South African Medical Research Council Drug Discovery and Development Research Unit, Department of Chemistry, University of Cape Town, Rondebosch, Cape Town 7701, South Africa.
J Med Chem. 2021 Jul 8;64(13):9444-9457. doi: 10.1021/acs.jmedchem.1c00707. Epub 2021 Jun 17.

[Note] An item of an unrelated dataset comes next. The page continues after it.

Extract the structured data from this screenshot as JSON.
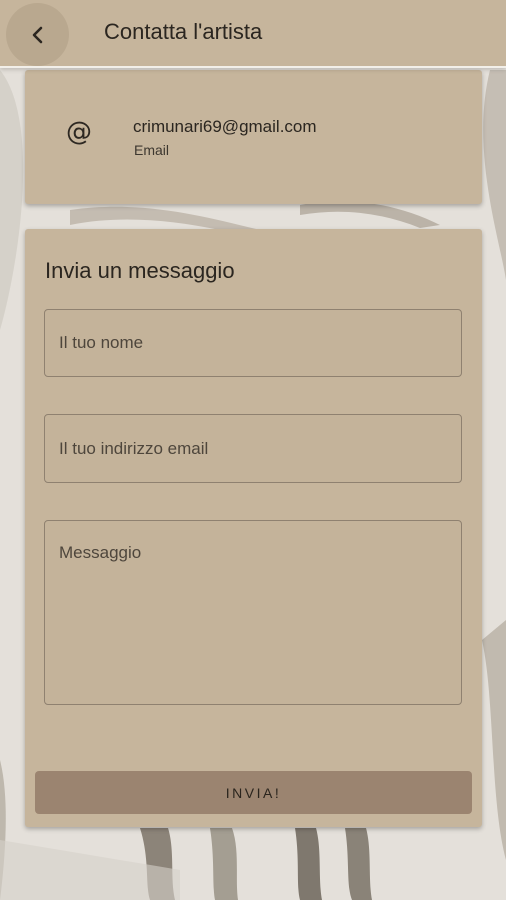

Screening of a library of small polar molecules against () led to the identification of a potent benzoheterocyclic oxime carbamate hit series. This series was subjected to medicinal chemistry progression underpinned by structure-activity relationship studies toward identifying a compound for proof-of-concept studies and defining a lead optimization strategy. Carbamate and free oxime frontrunner compounds with good stability in liver microsomes and no hERG channel inhibition liability were identified and evaluated for pharmacokinetic properties. -mediated permeation and metabolism studies revealed that the carbamates were acting as prodrugs. Toward mechanism of action elucidation, selected compounds were tested in biology triage assays to assess their activity against known promiscuous targets. Taken together, these data suggest a novel yet unknown mode of action for these antitubercular hits.
对()进行小型极性分子文库筛选,鉴定出了一种有效的苯并杂环肟氨基甲酸酯类命中系列。该系列通过结构活性关系研究进行了药物化学研究,旨在确定一种用于概念验证研究的化合物,并确定了一种先导化合物优化策略。鉴定并评估了具有良好肝微粒体稳定性且无 hERG 通道抑制作用的肟前体化合物和游离肟前体化合物的药代动力学特性。()介导的渗透和代谢研究表明,氨基甲酸酯类化合物是前药。为了阐明作用机制,选择的化合物在生物学分类测定中进行了测试,以评估它们对已知的混杂靶标的活性。综上所述,这些数据表明这些抗结核命中化合物具有一种新颖但未知的作用机制。